In the current economic climate, banks are not currently promoting loan accounts, particularly to the personal sector. However, in reality, most banks will accept loan applications if requested to do so.
The Purchase Decision and the Loan Decision
If you are considering a major purchase, then the choice of item purchased must dominate your decision - the loan decision is secondary. The amount and duration of the repayments will be dominated by the repayment of the capital rather than by the interest. In a typical 3-year loan, about 85% of the repayments will be the repayment of the capital amount. About 15% will be interest and/or other charges. So before you purchase, you must consider - can you afford the item you are purchasing.
Short-term or Longer Term
Typical terms for loans are 1,3,or 5 years. If you get a loan for the full amount of the item purchased, then A 1-year loan will add about 5.5% to your cost of the item purchased. A 3-year loan will add about 15%. And a 5-year loan will add about 25%. Clearly if you want to minimise interest costs, then you should choose the shortest term you can afford - but this may put undue pressure on your cash flow. Choose the shortest term you can reasonably afford.
Selecting a Loan
The Financial Regulator publishes regular surveys of personal loans. These can be accessed on www.nca.ie . Interest rates may vary from time to time in line with general interest rates, so any survey might not be fully up-to-date - but they do give a very good indication.

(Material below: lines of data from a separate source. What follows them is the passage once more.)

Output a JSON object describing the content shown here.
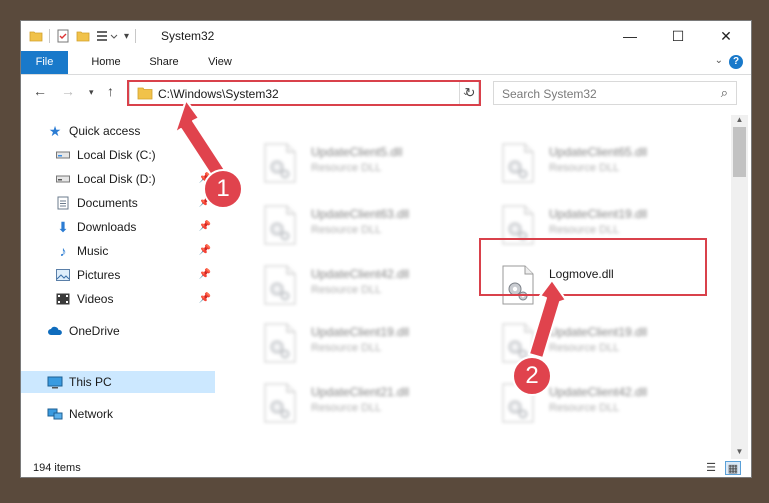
{
  "window": {
    "title": "System32"
  },
  "ribbon": {
    "tabs": [
      "File",
      "Home",
      "Share",
      "View"
    ]
  },
  "address": {
    "path": "C:\\Windows\\System32"
  },
  "search": {
    "placeholder": "Search System32"
  },
  "nav": {
    "items": [
      {
        "label": "Quick access",
        "icon": "star-icon"
      },
      {
        "label": "Local Disk (C:)",
        "icon": "drive-icon",
        "pinned": true
      },
      {
        "label": "Local Disk (D:)",
        "icon": "drive-icon",
        "pinned": true
      },
      {
        "label": "Documents",
        "icon": "documents-icon",
        "pinned": true
      },
      {
        "label": "Downloads",
        "icon": "downloads-icon",
        "pinned": true
      },
      {
        "label": "Music",
        "icon": "music-icon",
        "pinned": true
      },
      {
        "label": "Pictures",
        "icon": "pictures-icon",
        "pinned": true
      },
      {
        "label": "Videos",
        "icon": "videos-icon",
        "pinned": true
      },
      {
        "label": "OneDrive",
        "icon": "cloud-icon"
      },
      {
        "label": "This PC",
        "icon": "pc-icon",
        "selected": true
      },
      {
        "label": "Network",
        "icon": "network-icon"
      }
    ]
  },
  "files": [
    {
      "name": "UpdateClient5.dll",
      "type": "Resource DLL",
      "blurred": true
    },
    {
      "name": "UpdateClient65.dll",
      "type": "Resource DLL",
      "blurred": true
    },
    {
      "name": "UpdateClient63.dll",
      "type": "Resource DLL",
      "blurred": true
    },
    {
      "name": "UpdateClient19.dll",
      "type": "Resource DLL",
      "blurred": true
    },
    {
      "name": "UpdateClient42.dll",
      "type": "Resource DLL",
      "blurred": true
    },
    {
      "name": "Logmove.dll",
      "type": "",
      "blurred": false
    },
    {
      "name": "UpdateClient19.dll",
      "type": "Resource DLL",
      "blurred": true
    },
    {
      "name": "UpdateClient19.dll",
      "type": "Resource DLL",
      "blurred": true
    },
    {
      "name": "UpdateClient21.dll",
      "type": "Resource DLL",
      "blurred": true
    },
    {
      "name": "UpdateClient42.dll",
      "type": "Resource DLL",
      "blurred": true
    }
  ],
  "status": {
    "item_count": "194 items"
  },
  "annotations": {
    "step1": "1",
    "step2": "2"
  },
  "colors": {
    "accent": "#1979ca",
    "highlight": "#d9414b",
    "selected": "#cce8ff"
  }
}
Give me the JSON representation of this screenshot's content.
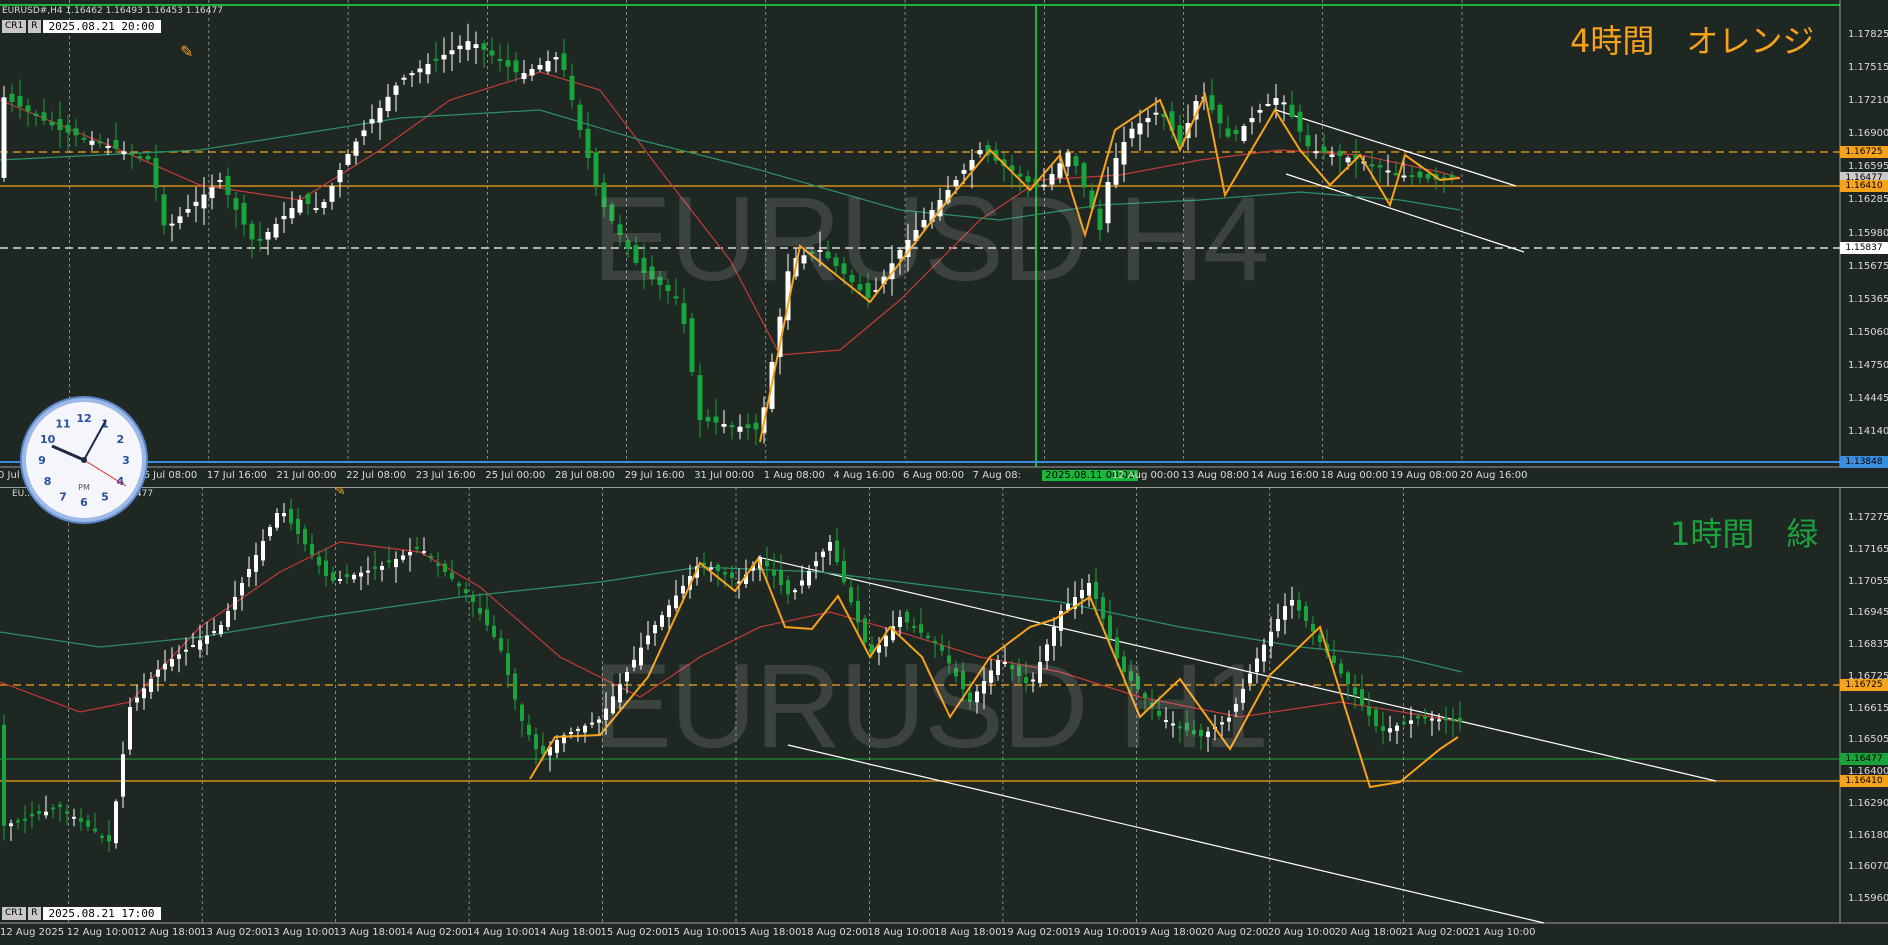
{
  "top": {
    "header": "EURUSD#,H4  1.16462 1.16493 1.16453 1.16477",
    "cr1_a": "CR1",
    "cr1_b": "R",
    "datetime": "2025.08.21 20:00",
    "watermark": "EURUSD H4",
    "note": "4時間　オレンジ",
    "note_color": "#f7a21b",
    "x_labels": [
      "0 Jul 2025",
      "15 Jul 00:00",
      "16 Jul 08:00",
      "17 Jul 16:00",
      "21 Jul 00:00",
      "22 Jul 08:00",
      "23 Jul 16:00",
      "25 Jul 00:00",
      "28 Jul 08:00",
      "29 Jul 16:00",
      "31 Jul 00:00",
      "1 Aug 08:00",
      "4 Aug 16:00",
      "6 Aug 00:00",
      "7 Aug 08:",
      "2025.08.11 00:00",
      "12 Aug 00:00",
      "13 Aug 08:00",
      "14 Aug 16:00",
      "18 Aug 00:00",
      "19 Aug 08:00",
      "20 Aug 16:00"
    ],
    "y_labels": [
      "1.17825",
      "1.17515",
      "1.17210",
      "1.16900",
      "1.16595",
      "1.16285",
      "1.15980",
      "1.15675",
      "1.15365",
      "1.15060",
      "1.14750",
      "1.14445",
      "1.14140"
    ],
    "price_tags": [
      {
        "text": "1.16725",
        "color": "#f7a21b"
      },
      {
        "text": "1.16477",
        "color": "#cccccc"
      },
      {
        "text": "1.16410",
        "color": "#f7a21b"
      },
      {
        "text": "1.15837",
        "color": "#ffffff"
      },
      {
        "text": "1.13848",
        "color": "#3b8de0"
      }
    ]
  },
  "bottom": {
    "header": "EU... 1.16493 1.16453 1.16477",
    "cr1_a": "CR1",
    "cr1_b": "R",
    "datetime": "2025.08.21 17:00",
    "watermark": "EURUSD H1",
    "note": "1時間　緑",
    "note_color": "#1aa33c",
    "x_labels": [
      "12 Aug 2025",
      "12 Aug 10:00",
      "12 Aug 18:00",
      "13 Aug 02:00",
      "13 Aug 10:00",
      "13 Aug 18:00",
      "14 Aug 02:00",
      "14 Aug 10:00",
      "14 Aug 18:00",
      "15 Aug 02:00",
      "15 Aug 10:00",
      "15 Aug 18:00",
      "18 Aug 02:00",
      "18 Aug 10:00",
      "18 Aug 18:00",
      "19 Aug 02:00",
      "19 Aug 10:00",
      "19 Aug 18:00",
      "20 Aug 02:00",
      "20 Aug 10:00",
      "20 Aug 18:00",
      "21 Aug 02:00",
      "21 Aug 10:00"
    ],
    "y_labels": [
      "1.17275",
      "1.17165",
      "1.17055",
      "1.16945",
      "1.16835",
      "1.16725",
      "1.16615",
      "1.16505",
      "1.16400",
      "1.16290",
      "1.16180",
      "1.16070",
      "1.15960"
    ],
    "price_tags": [
      {
        "text": "1.16725",
        "color": "#f7a21b"
      },
      {
        "text": "1.16477",
        "color": "#1aa33c"
      },
      {
        "text": "1.16410",
        "color": "#f7a21b"
      }
    ]
  },
  "clock": {
    "label": "PM",
    "numerals": [
      "12",
      "1",
      "2",
      "3",
      "4",
      "5",
      "6",
      "7",
      "8",
      "9",
      "10",
      "11"
    ]
  },
  "colors": {
    "background": "#1f2722",
    "bull_candle": "#ffffff",
    "bear_candle": "#1aa33c",
    "ma_red": "#c43a3a",
    "ma_green": "#2e8f6a",
    "zigzag": "#f7a21b"
  }
}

There is no standard way of calculating interest - 9% interest from one institution may be different from 9% interest from another. The APR is a standardised calculation laid down in detail in legislation, and taking into account both interest and other relevant costs. The APR (Annual Percentage Rate of Charge) is a recommended way of assessing a loan offer. All loan providers are obliged to publish an APR in advertising, and a specific APR in your own loan agreement. In many cases, these APRs will be identical, but if they differ, then the specific one will be the relevant one for your loan. A more detailed discussion on APR on personal loans can be found here. The APR is a standardised way of expressing interest rates and charges on loans. But remember that looking at an APR is a bit like looking at the miles per gallon (or kilometres per litre) on a car - it does not tell the cost of motoring. A better indicator for decision-making purposes is the "total cost of credit". The total cost of credit is the difference between the amount you borrow and the amount you pay (repayments and charges, if any).
If you cannot meet your repayment obligations
If you cannot meet your repayment obligations, then talk to the lender at the earliest stage - don't wait until you get threatening letters. Lenders generally prefer to arrive at a negotiated solution.
If you fail to meet your obligations on a loan, you may find yourself in court. You may also be listed on the Irish Credit Bureau. You will then have difficulty borrowing in the future.